Sembra
impossibile ma...
Questa
è una storia vera.
Quelli
che hanno la forza di non arrendersi. Quelli che quando le cose
girano al peggio si rimboccano le maniche. Quelli che trovano la
forza di risalire un attimo prima di toccare il fondo. Quelli come
gli abitanti di Succiso, un piccolo borgo dell’Appennino
tosco-emiliano che appena 25 anni fa sembrava destinato a sparire
dalle carte geografiche, e oggi è il primo paese cooperativa in
Italia, studiato da ricercatori di mezzo mondo che vogliono capire i
motivi di un’irresistibile ascesa e replicare il modello inventato
e realizzato dai 65 abitanti di questa sorta di kibbutz di montagna.
La
storia comincia nel 1990, quando per mancanza di clienti chiusero
contemporaneamente il bar e il negozio di alimentari, lo “spaccio”
del paese: i giovani se ne erano andati, e quando nel fine settimana
tornavano su, a mille metri di quota a respirare aria buona, si
portavano dietro le provviste comprate in città. Il borgo ormai
spopolato stava per tirare giù la saracinesca, come gli ultimi due
locali pubblici.
All’epoca
Dario Torri, attuale presidente della Cooperativa Valle dei
Cavalieri, aveva 27 anni. Insieme a nove amici si guardò intorno. E
disse no. Anche se sembrava impossibile in quel momento far risorgere
un paese fantasma, bisognava almeno tentare di salvare quel mondo
dove erano nati e cresciuti, che stava per scomparire.
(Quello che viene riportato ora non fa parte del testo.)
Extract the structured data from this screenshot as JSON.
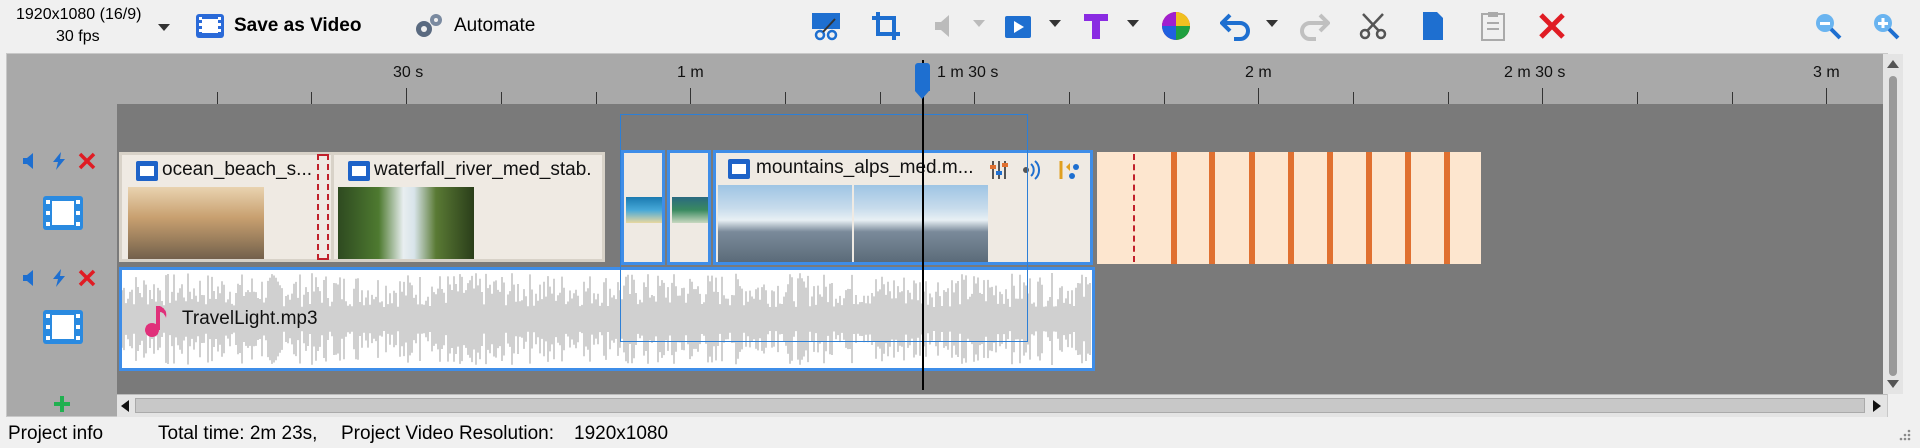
{
  "toolbar": {
    "resolution_line1": "1920x1080 (16/9)",
    "resolution_line2": "30 fps",
    "save_video_label": "Save as Video",
    "automate_label": "Automate",
    "icons": [
      "crop-video-icon",
      "crop-icon",
      "volume-icon",
      "video-effects-icon",
      "text-icon",
      "color-icon",
      "undo-icon",
      "redo-icon",
      "cut-icon",
      "copy-icon",
      "paste-icon",
      "delete-icon",
      "zoom-out-icon",
      "zoom-in-icon"
    ]
  },
  "ruler": {
    "labels": [
      "30 s",
      "1 m",
      "1 m 30 s",
      "2 m",
      "2 m 30 s",
      "3 m"
    ]
  },
  "tracks": {
    "video": {
      "clips": [
        {
          "title": "ocean_beach_s..."
        },
        {
          "title": "waterfall_river_med_stab."
        },
        {
          "title": "mountains_alps_med.m..."
        }
      ]
    },
    "audio": {
      "clip_title": "TravelLight.mp3"
    }
  },
  "status": {
    "project_info": "Project info",
    "total_time": "Total time: 2m 23s,",
    "resolution_label": "Project Video Resolution:",
    "resolution_value": "1920x1080"
  },
  "colors": {
    "accent": "#3e8de8",
    "delete": "#e01c24",
    "text_tool": "#8a2be2",
    "transition": "#e07030"
  }
}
E’ nata così
la prima cooperativa
di comunità.
«E’ vero – dice Torri _ in qualche modo somiglia a un kibbutz,
anche qui l’associazione è volontaria e la proprietà è comune».
Grazie a un primo investimento dei soci, seguito nel tempo da
contributi provinciali, regionali ed europei, la macchina si è
rimessa in moto: riaperti il bar e la rivendita di alimentari, la
cooperativa ha avviato un’azienda agricola acquistando 240 pecore
che vivono libere nei 22 ettari di verde destinati a pascolo intorno
al paese.. L’azienda produce pecorino e ricotta.
Col
tempo la cooperativa ha aperto un ristorante e un agriturismo che
oggi accoglie 14mila ospiti l’anno. Grazie a queste ed altre
attività (ad esempio la collaborazione col Parco Nazionale
dell’Appennino Tosco Emiliano per organizzare passeggiate per i
turisti, o l’organizzazione di escursioni e laboratori
naturalistici per studenti) i Cavalieri fatturano circa 700 mila euro
l’anno “Lo abbiamo fatto perché
amiamo la nostra terra
– conclude Torri - non volevamo vederla abbandonata. Ora d’estate
arriviamo ad avere anche 600 abitanti. Sì, anche se all’inizio ci
prendevano per matti, il paese è tornato a vivere”.